To perceive an individual or a human group as devoid of human characteristics and qualities perceiving them instead with animalistic or mechanistic characteristics. Baron-Cohen suggests dehumanization is the result of low or no empathy so that the pain of others is not felt; moral and ethical thought and behavior is likewise suspended. (Baron-Cohen S: Zero Degrees of Empathy. Allen Lane Publishing. 2011). However, Baron-Cohen’s critique does not include cultural, hierarchical, or personal interest or survival as components in dehumanization.

False Self and True Self

False Self and True Self

False Self is a fabrication of a self which will meet the needs or demands of the carer/other and the infant/adults needs of recognition and love. The True Self develops within a facilitating environment where the infant is held emotionally and physically as in a ecure attachment relationship. (Winnicott)

Introjection

Introjection

 An unconscious psychic process by which a person incorporates into his or her own psyches the good and/or bad characteristics of another person or object.

Projection

Projection or projective identification

Projection or projective identification is an unconscious process, a phantasy in which aspects of the self or an internal object are split off and projected onto the other. .
Withdrawing projection – through recognition of the other’s similarities and differences to the self the split off good or bad projected attribute is reclaimed and owned as part of the self. The self is then able to integrate the good and bad attributes into an authentic self, and likewise the other is recognised fors the person they are, with their good and bad attributes.  Acquisitive projective identification, where the person being projected onto takes on the split off projected attributes, feelings and role of the person projecting. Projective counter-identification (Grinberg, 1962), where the therapist unwittingly assumes the feelings and role of the patient

Recognition

Recognition

Recognition that response (from or to) the other which makes one’s own or the other’s feelings, intentions and actions meaningful. It shows that we have had an impact on the other. . It allows the self to realise its agency and authorship in a tangible way. But such recognition can only come from an other whom we, in turn, recognise as person in his or her own right. Recognition is integral to…”differentiation” – the individual’s development as a self that is aware of its distinctness from others.
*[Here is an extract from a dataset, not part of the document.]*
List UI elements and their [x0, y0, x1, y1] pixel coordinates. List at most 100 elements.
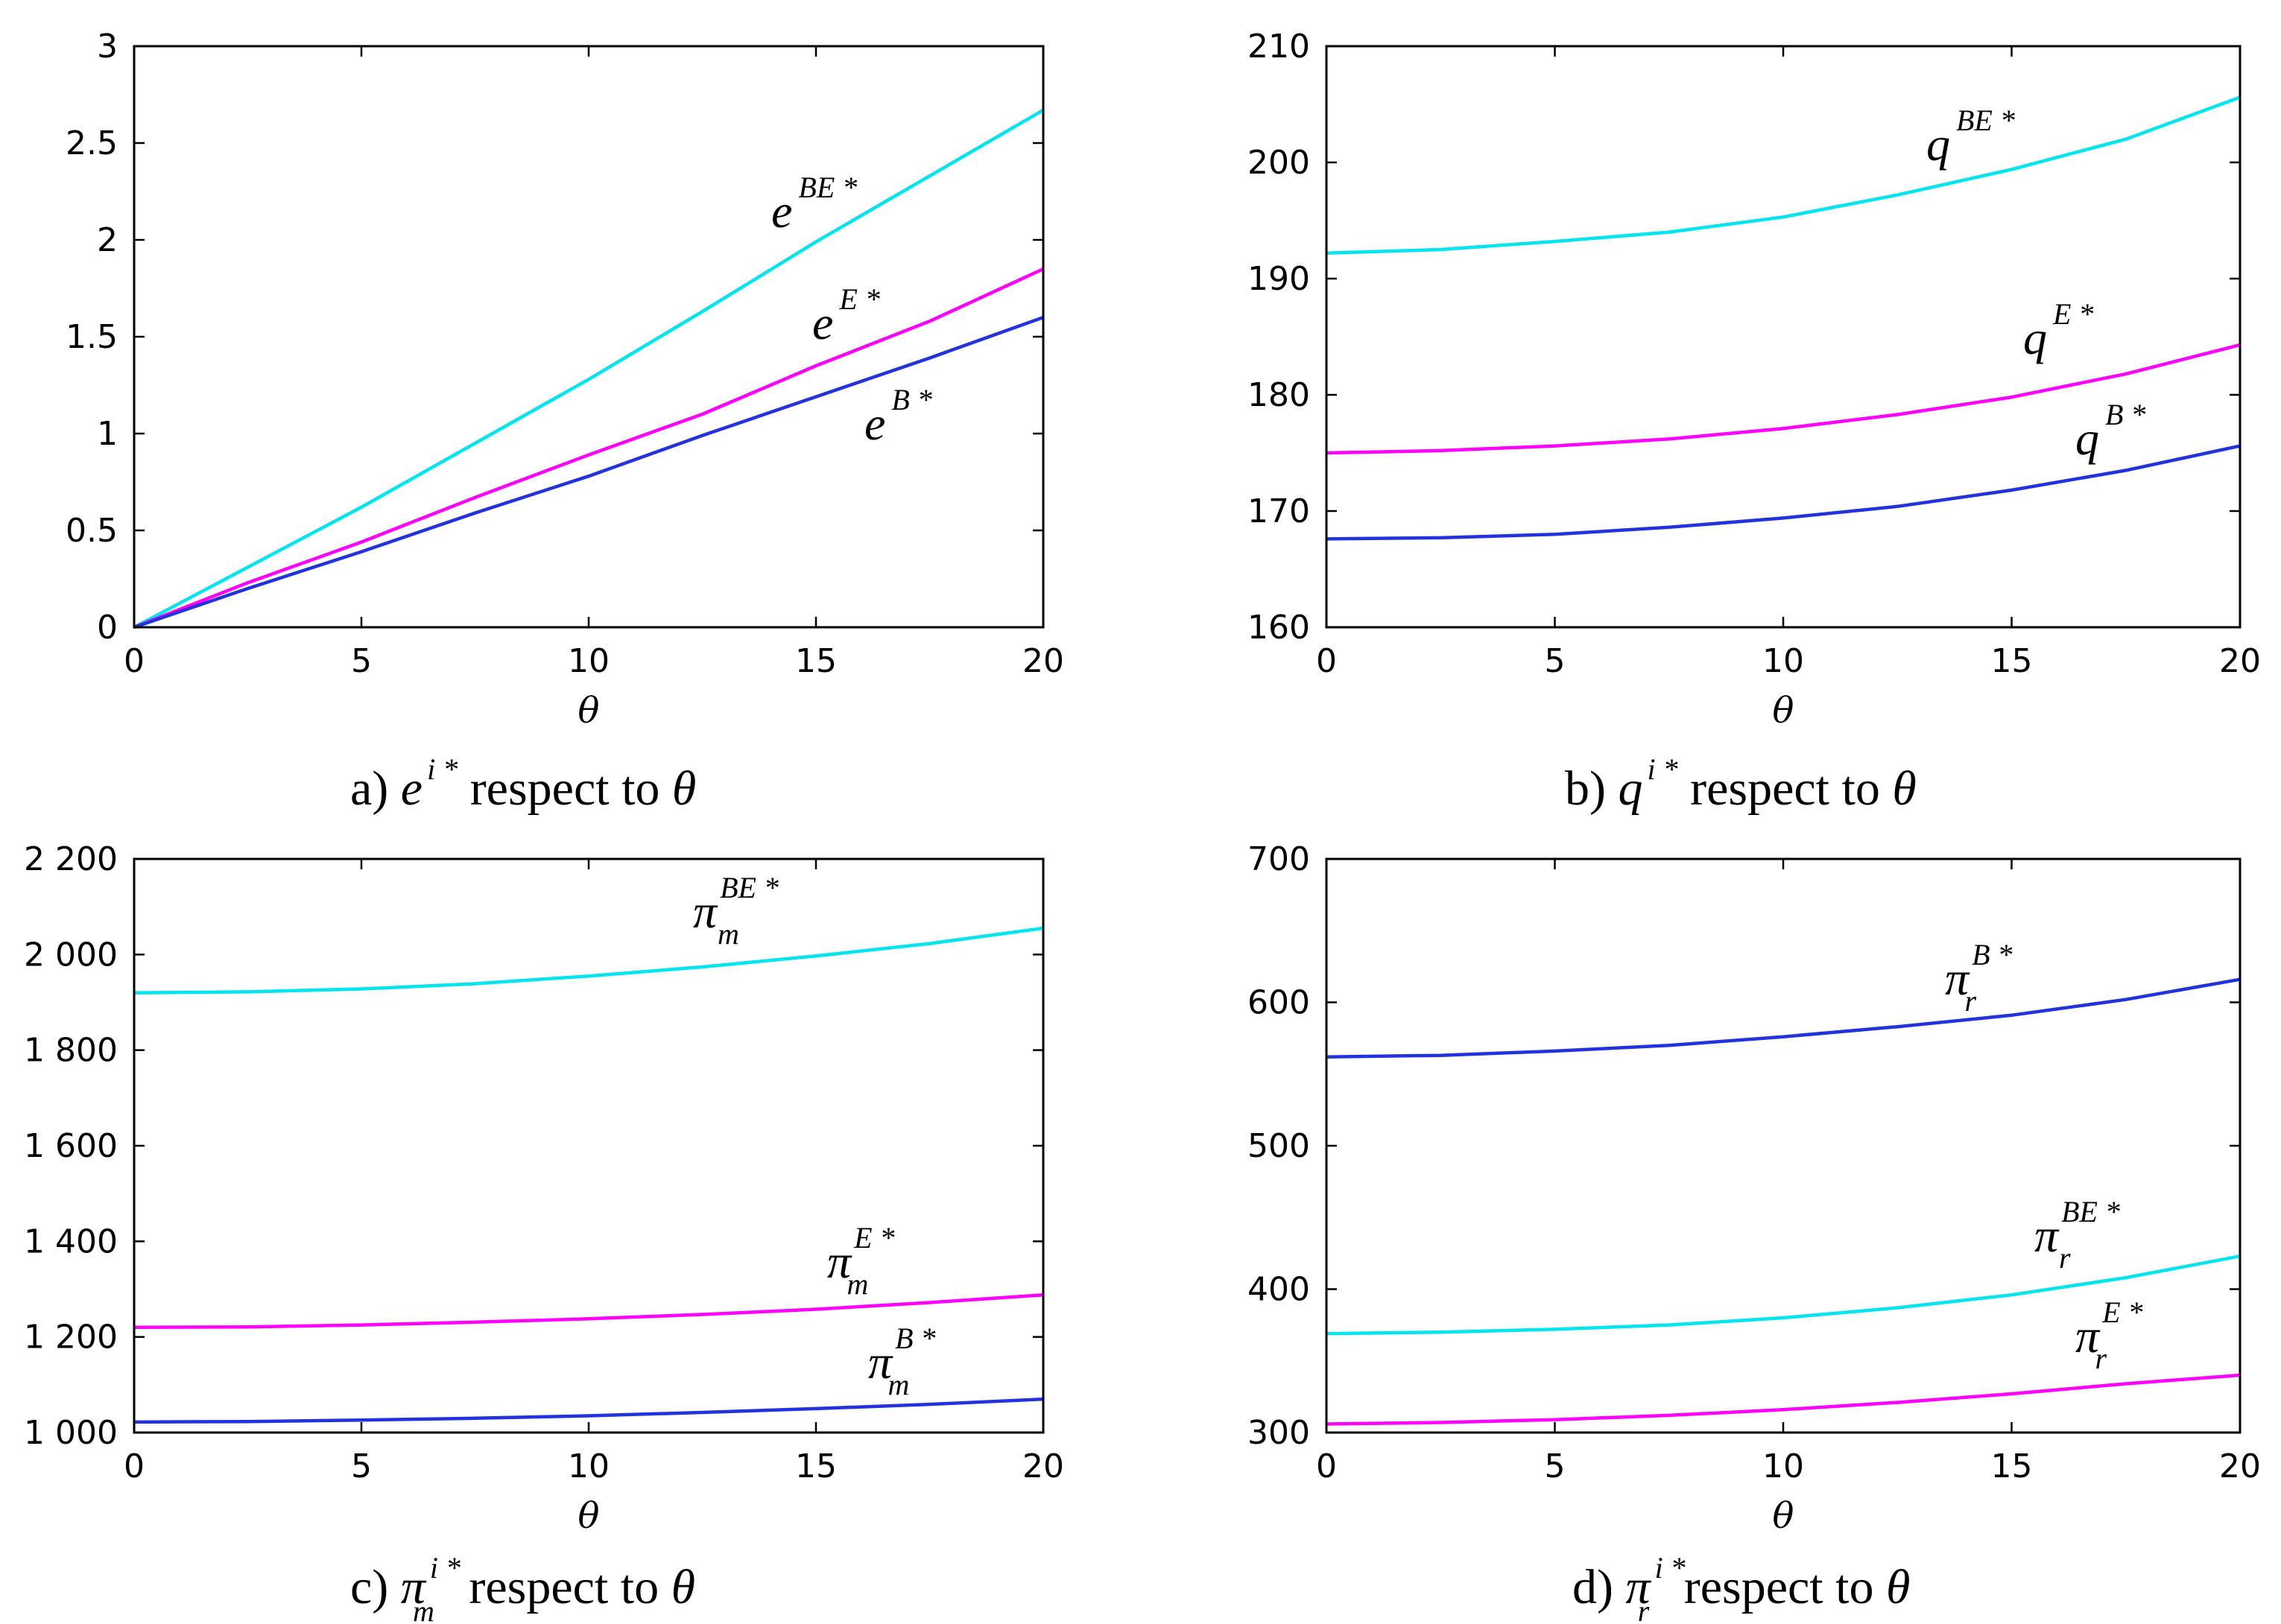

Lack of recognition is associated with victimhood and loss of agency; or dependency on recognition, as Benjamin has discussed, may lead to people engaging in power struggles; ie when people feel their suffering, their point of view, their needs, their value and dignity, or their actions are being denied recognition. Social traumas require social recognition so that people feel their suffering is known, has meaning, and their need for dignity and value is respected. ( Benjamin J.The Bonds of Love: (1988) Pantheon Books. NY.)